Anyway, I tried to shrug off the idea that the three major things I'd seen on our little trek out to Nowhere were centered around dying and instead focused on the hilarity of the redneck aspects of the situation. I mean, who does that? It's not like the house didn't have any trees in the backyard that could have been used for deer hanging. Three mentioned that it could have been a decoration for Thanksgiving, although I was quick to discount that because Thanksgiving is a traditional holiday that involves 1) turkeys, pumpkins, sweet potatoes, and hams, not deer, and 2) Native Americans getting screwed over and sent to reservations because AMERICA. He wasn't sure what to do with number two, since it really had nothing to do with dead deer at least in a literal sense, so he just conceded that he was probably wrong.
I was terrified at what I would see next. Would I see someone actually in the act of killing something? Would the car we were currently driving become sentient and, in attempts to avoid us buying a new car, start trying to run over country pedestrians? Or, you know, dogs?
|It's much worse to run over the cuteness that is a puppeh. And Chiquita would totally not even care, that heartless betch.|
Thankfully, the next crazy thing we witnessed was a guy having a fight with a traffic cone and losing****. It was simultaneously the most hilarious and most anticlimactic event we saw that day. But at least it didn't end with the traffic cone killing the dude. I hope.
* I lived for one year in each Savoy, IL, and Mesa, AZ and I don't really have a lot of memories of either. My most vivid memory of Illinois was when my sister and I were having a snow fight with my dad and I accused him of cheating because he was using a snow shovel against his two daughters, both of which were under six years old. I remember stories about Arizona but my only real recollection is that it was bad to go barefoot outside in the summer.
** It also bears the distinction of being located on the geographic center of the state, which yay?
*** Yes, puttered. That's the noise that Chiquita makes when she knows we're searching for a car to replace her, okay?
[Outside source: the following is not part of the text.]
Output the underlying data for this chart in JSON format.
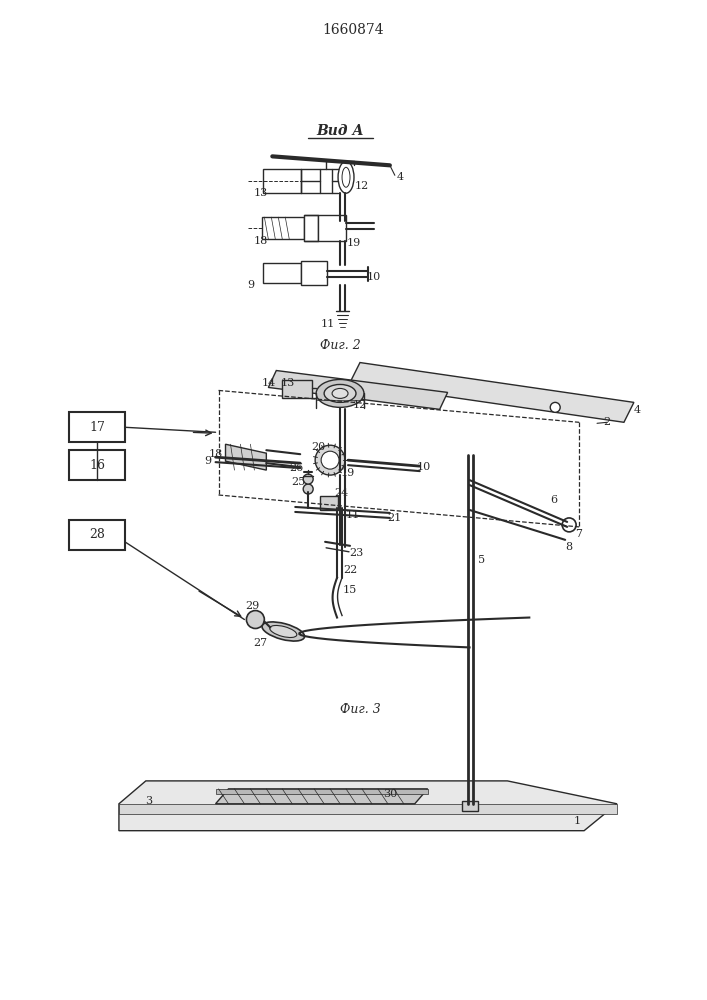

**** So he kicked it over accidentally and was trying to set it back up with his foot. Well, that failed and it fell to the side. He tripped over the cone as he was trying to pick it back up and, after he set it upright, it fell over again because ... I don't know, gravity? The cone hates him?? He caught it with his foot and then tried to straighten it out, it fell down again. He tried five more times to set this cone up and each time, he failed miserably. He gave up and walked away, flipping the cone the bird. Three and I just could not stop laughing.